111 Now a number of strange women were loved by Solomon, women of the Moabites, Ammonites, Edomites, Zidonians, and Hittites: 2 The nations of which the Lord had said to the children of Israel, You are not to take wives from them and they are not to take wives from you; or they will certainly make you go after their gods: to these Solomon was united in love. 3 He had seven hundred wives, daughters of kings, and three hundred other wives; and through his wives his heart was turned away. 4 For it came about that when Solomon was old, his heart was turned away to other gods by his wives; and his heart was no longer true to the Lord his God as the heart of his father David had been. 5 For Solomon went after Ashtoreth, the goddess of the Zidonians, and Milcom, the disgusting god of the Ammonites.
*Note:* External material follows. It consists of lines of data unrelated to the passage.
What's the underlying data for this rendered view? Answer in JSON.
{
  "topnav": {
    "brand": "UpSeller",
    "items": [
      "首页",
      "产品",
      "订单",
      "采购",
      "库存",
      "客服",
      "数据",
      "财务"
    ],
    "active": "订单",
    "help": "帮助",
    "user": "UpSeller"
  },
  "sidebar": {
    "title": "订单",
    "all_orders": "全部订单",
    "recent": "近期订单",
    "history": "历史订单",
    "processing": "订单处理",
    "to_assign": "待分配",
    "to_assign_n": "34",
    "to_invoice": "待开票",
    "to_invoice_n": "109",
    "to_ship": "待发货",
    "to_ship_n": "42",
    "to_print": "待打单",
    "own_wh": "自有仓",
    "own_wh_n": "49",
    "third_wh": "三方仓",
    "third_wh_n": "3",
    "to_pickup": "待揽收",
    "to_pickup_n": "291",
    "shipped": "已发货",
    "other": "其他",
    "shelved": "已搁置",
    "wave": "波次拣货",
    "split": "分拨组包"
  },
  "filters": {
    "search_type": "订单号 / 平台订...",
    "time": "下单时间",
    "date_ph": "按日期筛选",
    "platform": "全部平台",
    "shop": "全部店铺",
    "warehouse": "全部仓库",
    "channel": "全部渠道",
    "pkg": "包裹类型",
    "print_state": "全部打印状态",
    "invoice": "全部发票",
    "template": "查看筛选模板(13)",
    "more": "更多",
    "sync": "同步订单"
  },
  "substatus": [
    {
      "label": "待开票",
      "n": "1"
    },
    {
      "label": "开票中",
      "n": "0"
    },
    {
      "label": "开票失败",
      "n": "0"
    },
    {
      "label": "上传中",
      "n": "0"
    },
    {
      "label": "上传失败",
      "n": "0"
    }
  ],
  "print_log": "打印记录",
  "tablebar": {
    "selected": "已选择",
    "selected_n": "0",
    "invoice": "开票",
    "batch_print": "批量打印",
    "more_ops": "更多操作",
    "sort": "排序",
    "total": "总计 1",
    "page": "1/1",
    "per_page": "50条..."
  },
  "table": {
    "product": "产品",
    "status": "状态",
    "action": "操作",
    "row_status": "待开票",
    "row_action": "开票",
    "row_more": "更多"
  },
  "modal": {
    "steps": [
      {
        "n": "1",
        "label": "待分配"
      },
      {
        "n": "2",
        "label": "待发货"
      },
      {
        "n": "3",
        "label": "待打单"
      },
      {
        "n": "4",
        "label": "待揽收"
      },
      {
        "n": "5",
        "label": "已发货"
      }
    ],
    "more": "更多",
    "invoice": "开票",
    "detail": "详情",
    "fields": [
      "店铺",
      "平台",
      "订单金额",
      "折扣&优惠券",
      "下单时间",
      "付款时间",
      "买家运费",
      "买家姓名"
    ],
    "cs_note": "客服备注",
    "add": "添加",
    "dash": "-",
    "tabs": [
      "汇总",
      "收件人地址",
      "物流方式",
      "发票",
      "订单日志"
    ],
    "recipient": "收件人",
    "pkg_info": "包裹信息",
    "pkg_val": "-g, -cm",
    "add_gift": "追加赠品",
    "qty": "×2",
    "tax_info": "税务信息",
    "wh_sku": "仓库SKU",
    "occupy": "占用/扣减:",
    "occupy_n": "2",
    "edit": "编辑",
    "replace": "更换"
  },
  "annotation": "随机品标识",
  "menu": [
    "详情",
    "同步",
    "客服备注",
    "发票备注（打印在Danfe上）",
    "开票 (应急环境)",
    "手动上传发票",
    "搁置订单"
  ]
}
Matthew Henry's Commentary on 1 Kings 11:1-5
Commentary on 1 Kings 11:1-8
(Read 1 Kings 11:1-8)
There is not a more melancholy and astonishing instance of human depravity in the sacred Scriptures, than that here recorded. Solomon became a public worshipper of abominable idols! Probably he by degrees gave way to pride and luxury, and thus lost his relish for true wisdom. Nothing forms in itself a security against the deceitfulness and depravity of the human heart. Nor will old age cure the heart of any evil propensity. If our sinful passions are not crucified and mortified by the grace of God, they never will die of themselves, but will last even when opportunities to gratify them are taken away. Let him that thinks he stands, take heed lest he fall. We see how weak we are of ourselves, without the grace of God; let us therefore live in constant dependence on that grace. Let us watch and be sober: ours is a dangerous warfare, and in an enemy's country, while our worst foes are the traitors in our own hearts.